Only an 8×8 state matrix is needed; average score improves 1.10× over the frozen backbone and 1.15× over the strongest non-δ-mem memory baseline.
Largest gains on memory-heavy benchmarks: 1.31× on MemoryAgentBench, 1.20× on LoCoMo, with general capabilities largely preserved.
Requires no full fine-tuning, backbone replacement, or explicit context extension, making it a drop-in augmentation path for existing LLMs.

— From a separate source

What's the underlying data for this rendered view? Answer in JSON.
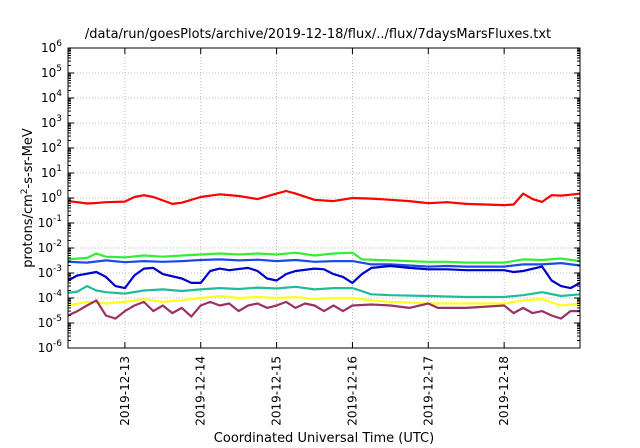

Addresses the core failure mode of naive context-window expansion: cost and poor utilization of distant context.

Commenters are skeptical about real-world utility; the dominant ask is production evidence, especially for coding agents, not benchmark scores.
One commenter raised a separate angle: shared memory across users for energy savings, which the paper does not address and may reflect confusion about the mechanism.